Un questionnement autour de la foi et de la maternité. Car, au départ, il s’agit bien de la confrontation, sinon de la rencontre, de deux mondes totalement étrangers : celui de la communauté des Bénédictines, plongée dans la foi, face à celui, rationnel, de cette jeune médecin athée. Face à une mère supérieure qui "incarne un peu la vieille garde" et "veut protéger ses sœurs, mais d’une manière un peu étonnante", Mathilde Pauliac va s’attacher à créer un rapport de confiance, une proximité avec les religieuses.
"Je ne peux pas faire un film, si je ne le sens pas de l’intérieur". Au sein de ce couvent d’une trentaine de sœurs, "comment chacune va interpréter le fait d’être mère malgré la violence de départ ?", interroge Anne Fontaine. Une problématique qui s’est révélée "extraordinaire" à développer, à incarner pour la cinéaste, qui confie : "Je ne peux pas faire un film, si je ne le sens pas de l’intérieur, si je ne me l’approprie pas personnellement. Sinon, je ne sais pas comment diriger ni choisir les acteurs."
Partie en retraite. Pour préparer celui-ci, la réalisatrice, dont certaines tantes sont entrées dans les ordres, a effectué deux retraites au cœur de couvents de Bénédictines. Avec ces religieuses qui l’ont accueillie, elle a même parlé du sujet du film. "Une situation bouleversante humainement", juge Anne Fontaine. Victimes de viols, les "Innocentes" du couvent se trouvent confrontées "à une lutte intérieure entre leur foi, le fait d’avoir donné sa vie à Dieu, et le fait de se retrouver mère", résume-t-elle. En d'autres termes, la question qui sous-tend le film pourrait -être celle-ci : comment ces femmes peuvent-elles encore croire après cela ?

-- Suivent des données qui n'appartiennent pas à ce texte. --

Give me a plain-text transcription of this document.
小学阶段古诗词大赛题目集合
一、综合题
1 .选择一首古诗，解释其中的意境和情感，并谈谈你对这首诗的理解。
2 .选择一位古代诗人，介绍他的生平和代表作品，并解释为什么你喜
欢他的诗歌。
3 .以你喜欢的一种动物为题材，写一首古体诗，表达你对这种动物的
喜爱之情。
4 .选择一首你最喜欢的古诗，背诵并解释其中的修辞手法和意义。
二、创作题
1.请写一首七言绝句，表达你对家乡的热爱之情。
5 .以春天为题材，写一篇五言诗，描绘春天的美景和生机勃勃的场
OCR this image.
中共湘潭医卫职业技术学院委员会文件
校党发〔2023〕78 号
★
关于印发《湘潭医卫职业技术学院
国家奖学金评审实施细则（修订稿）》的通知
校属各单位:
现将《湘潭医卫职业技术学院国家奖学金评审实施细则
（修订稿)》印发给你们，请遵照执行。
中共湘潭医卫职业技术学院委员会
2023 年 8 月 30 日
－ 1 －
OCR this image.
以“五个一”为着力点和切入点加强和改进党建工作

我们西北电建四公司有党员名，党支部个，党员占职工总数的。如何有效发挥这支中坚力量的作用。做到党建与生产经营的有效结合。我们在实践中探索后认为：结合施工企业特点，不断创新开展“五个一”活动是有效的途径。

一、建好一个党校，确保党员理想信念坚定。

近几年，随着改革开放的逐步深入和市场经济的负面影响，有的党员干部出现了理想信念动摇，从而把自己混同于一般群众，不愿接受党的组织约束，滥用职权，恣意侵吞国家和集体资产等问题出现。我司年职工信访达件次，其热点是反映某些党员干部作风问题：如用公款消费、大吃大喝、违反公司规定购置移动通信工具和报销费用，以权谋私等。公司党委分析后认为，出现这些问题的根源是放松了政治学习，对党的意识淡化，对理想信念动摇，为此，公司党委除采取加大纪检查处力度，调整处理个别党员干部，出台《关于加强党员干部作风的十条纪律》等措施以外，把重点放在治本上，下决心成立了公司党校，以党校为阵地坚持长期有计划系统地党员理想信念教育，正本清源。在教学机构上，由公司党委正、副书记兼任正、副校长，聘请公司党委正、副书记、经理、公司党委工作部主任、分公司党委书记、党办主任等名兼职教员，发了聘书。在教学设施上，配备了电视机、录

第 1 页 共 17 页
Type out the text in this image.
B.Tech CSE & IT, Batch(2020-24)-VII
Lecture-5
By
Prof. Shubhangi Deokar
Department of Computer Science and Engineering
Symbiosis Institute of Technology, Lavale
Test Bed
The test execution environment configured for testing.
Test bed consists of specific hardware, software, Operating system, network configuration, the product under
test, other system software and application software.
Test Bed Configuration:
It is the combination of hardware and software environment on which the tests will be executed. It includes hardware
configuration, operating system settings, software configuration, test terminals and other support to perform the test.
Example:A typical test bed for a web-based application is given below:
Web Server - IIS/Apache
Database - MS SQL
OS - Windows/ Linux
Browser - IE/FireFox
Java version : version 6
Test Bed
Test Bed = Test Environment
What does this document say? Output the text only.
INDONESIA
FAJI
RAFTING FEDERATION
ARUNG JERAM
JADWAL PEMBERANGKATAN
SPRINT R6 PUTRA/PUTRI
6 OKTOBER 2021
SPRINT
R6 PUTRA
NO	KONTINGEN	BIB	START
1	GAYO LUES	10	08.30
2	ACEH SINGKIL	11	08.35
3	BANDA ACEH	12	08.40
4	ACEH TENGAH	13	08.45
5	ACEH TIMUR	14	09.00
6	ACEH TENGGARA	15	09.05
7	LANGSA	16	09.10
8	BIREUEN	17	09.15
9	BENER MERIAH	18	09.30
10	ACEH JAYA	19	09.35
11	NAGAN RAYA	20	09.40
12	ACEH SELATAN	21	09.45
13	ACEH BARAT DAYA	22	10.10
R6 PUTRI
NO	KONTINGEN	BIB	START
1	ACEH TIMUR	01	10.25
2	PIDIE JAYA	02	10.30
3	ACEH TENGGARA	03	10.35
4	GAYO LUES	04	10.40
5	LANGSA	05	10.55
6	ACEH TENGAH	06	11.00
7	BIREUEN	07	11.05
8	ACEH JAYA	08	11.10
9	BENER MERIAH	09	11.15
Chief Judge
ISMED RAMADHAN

Un film très actuel. Même plus de 60 ans après les faits, "c’est une histoire qui a une actualité très forte", estime Anne Fontaine. "Le viol est une arme de guerre. Le viol de bonne sœur est une double arme de guerre, car vous violez non seulement la femme, mais aussi la religieuse qui est en elle. Dans certains pays d'Afrique ou en Haiti, c’est une situation tout à fait contemporaine".